Considerações finais
O reconhecimento do destino como encontro, ora conflituoso, ora harmonioso, entre a interioridade da pessoa em constante processo de formação, e a exterioridade nas constantes mudanças das circunstâncias, é o fio condutor do trabalho biográfico que possui ampla aplicação prática no aprimoramento da personalidade em sua dimensão introspectiva e social. O drama e a trama da existência humana se concretizam em três movimentos: as relações de um ser humano nascem, se desenvolvem e finalizam sua existência. Na Antiguidade, esses fatores eram atribuídos aos deuses, às forças arquetípicas da psique humana. O trabalho biográfico é uma elaboração secularizada da consciência humana em relação ao destino vivido, colocando as forças cognitivas, afetivas e volitivas do sujeito em exercício evolutivo.
Os ideais modernos de autonomia e de emancipação do sujeito tornam-se, assim, guias orientadores do trabalho biográfico como ferramenta para a autoeducação. O percurso (curriculum) de vida passa a ser a base estimuladora para o aprendizado. O estímulo vincula-se ao interesse subjetivo que permanece intrinsecamente conectado ao que é necessidade existencial de superação e transcendência. Para a educação, a pesquisa individual sobre as próprias experiências de vida, sobre a situação presente e sobre o trabalho de articulação de estratégias para configurar um novo destino, abre inúmeras perspectivas de abordagens e de aplicação no processo de ensino e aprendizagem.

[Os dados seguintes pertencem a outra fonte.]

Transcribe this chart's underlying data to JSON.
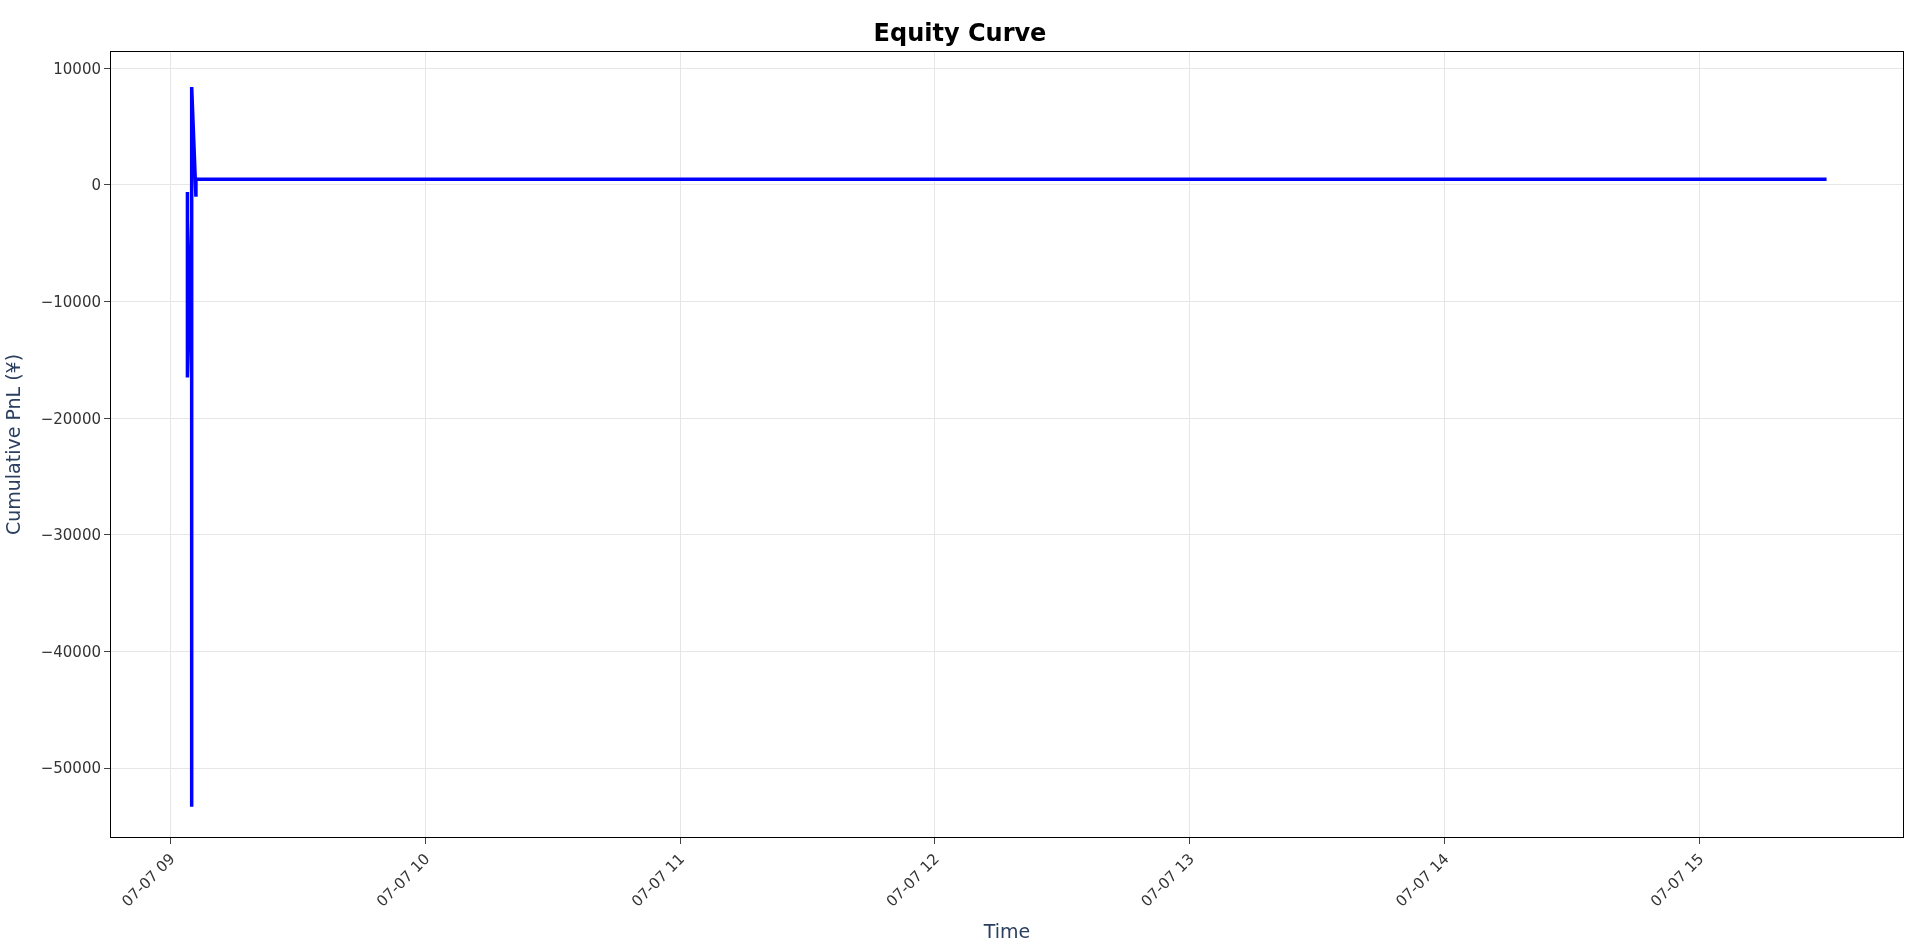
{
  "chart_data": {
    "type": "line",
    "title": "Equity Curve",
    "xlabel": "Time",
    "ylabel": "Cumulative PnL (¥)",
    "x": [
      "--07-07T09:04",
      "--07-07T09:04",
      "--07-07T09:04",
      "--07-07T09:05",
      "--07-07T09:05",
      "--07-07T09:05",
      "--07-07T09:05",
      "--07-07T09:05",
      "--07-07T09:05",
      "--07-07T09:06",
      "--07-07T09:06",
      "--07-07T09:06",
      "--07-07T09:06",
      "--07-07T15:30"
    ],
    "series": [
      {
        "color": "#0000ff",
        "values": [
          -600,
          -15500,
          -16500,
          -3000,
          -14000,
          -20000,
          -53300,
          -8000,
          8400,
          -1000,
          200,
          500,
          500,
          500
        ]
      }
    ],
    "xlim": [
      "--07-07T08:46",
      "--07-07T15:48"
    ],
    "xticks": [
      {
        "value": "--07-07T09:00",
        "label": "07-07 09"
      },
      {
        "value": "--07-07T10:00",
        "label": "07-07 10"
      },
      {
        "value": "--07-07T11:00",
        "label": "07-07 11"
      },
      {
        "value": "--07-07T12:00",
        "label": "07-07 12"
      },
      {
        "value": "--07-07T13:00",
        "label": "07-07 13"
      },
      {
        "value": "--07-07T14:00",
        "label": "07-07 14"
      },
      {
        "value": "--07-07T15:00",
        "label": "07-07 15"
      }
    ],
    "ylim": [
      -55900,
      11400
    ],
    "yticks": [
      {
        "value": 10000,
        "label": "10000"
      },
      {
        "value": 0,
        "label": "0"
      },
      {
        "value": -10000,
        "label": "−10000"
      },
      {
        "value": -20000,
        "label": "−20000"
      },
      {
        "value": -30000,
        "label": "−30000"
      },
      {
        "value": -40000,
        "label": "−40000"
      },
      {
        "value": -50000,
        "label": "−50000"
      }
    ],
    "grid": true,
    "legend": false,
    "line_style": "solid",
    "marker": "none"
  }
}
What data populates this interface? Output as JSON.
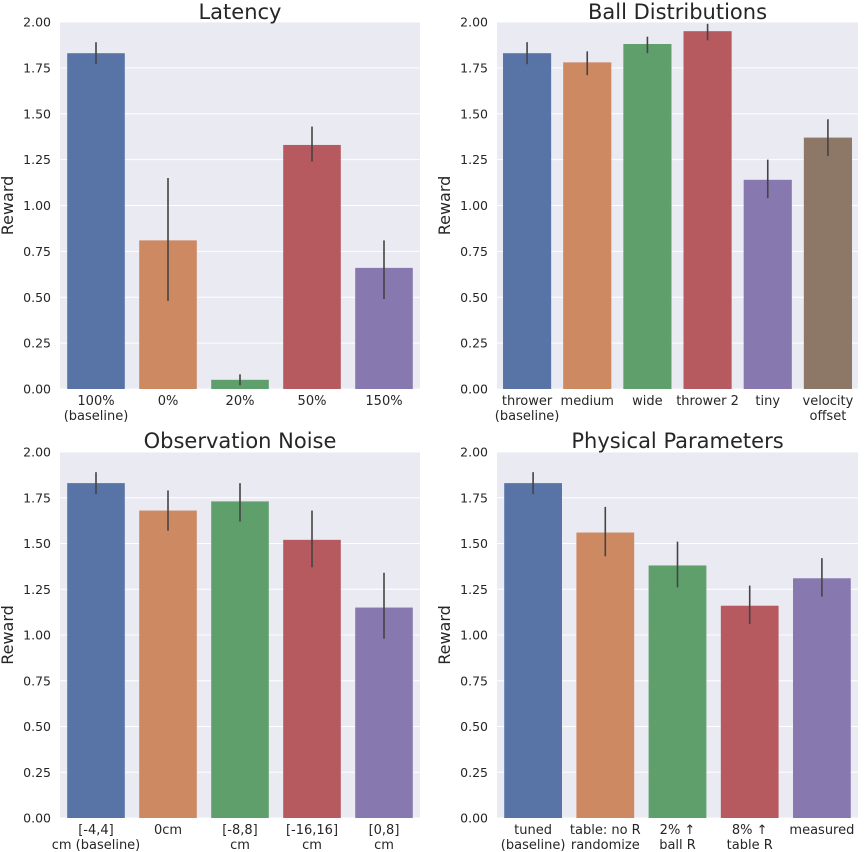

Além disso, o estudo de biografias aponta para um amplo espectro de aprendizagem, cujo foco transdisciplinar pode enriquecer o processo educacional.
A fenomenologia de Goethe pode ser suporte metodológico para a pesquisa (auto)biográfica, pois apreende a dinâmica da construção do conhecimento como transdiciplinaridade, onde o sujeito cognoscente precisa se autotransformar para a adequada apreensão do fenômeno. Quando o objeto do conhecimento é a própria biografia, a fenomenologia goethiana apresenta uma diversidade de procedimentos metodológicos e epistemológicos para embasar o sujeito no grau de complexidade e transdisciplinaridade do fenômeno biográfico.
Os movimentos cíclicos e rítmicos que se expressam em uma biografia como contração e expansão, subjetivação e objetivação, individualização e socialização, são a “respiração” existencial. O trabalho biográfico visa à percepção dessa “respiração” intrínseca da vida para permitir que a existência individual passe por metamorfoses, em que os padrões e tendências são transcendidos, e a individualidade passa a se expressar no mundo de outra maneira, de tal modo que ganha paulatinamente níveis mais profundos de singularização - de vínculo com sua própria identidade - e um espectro mais amplo de atuação no mundo em seu processo de autorrealização.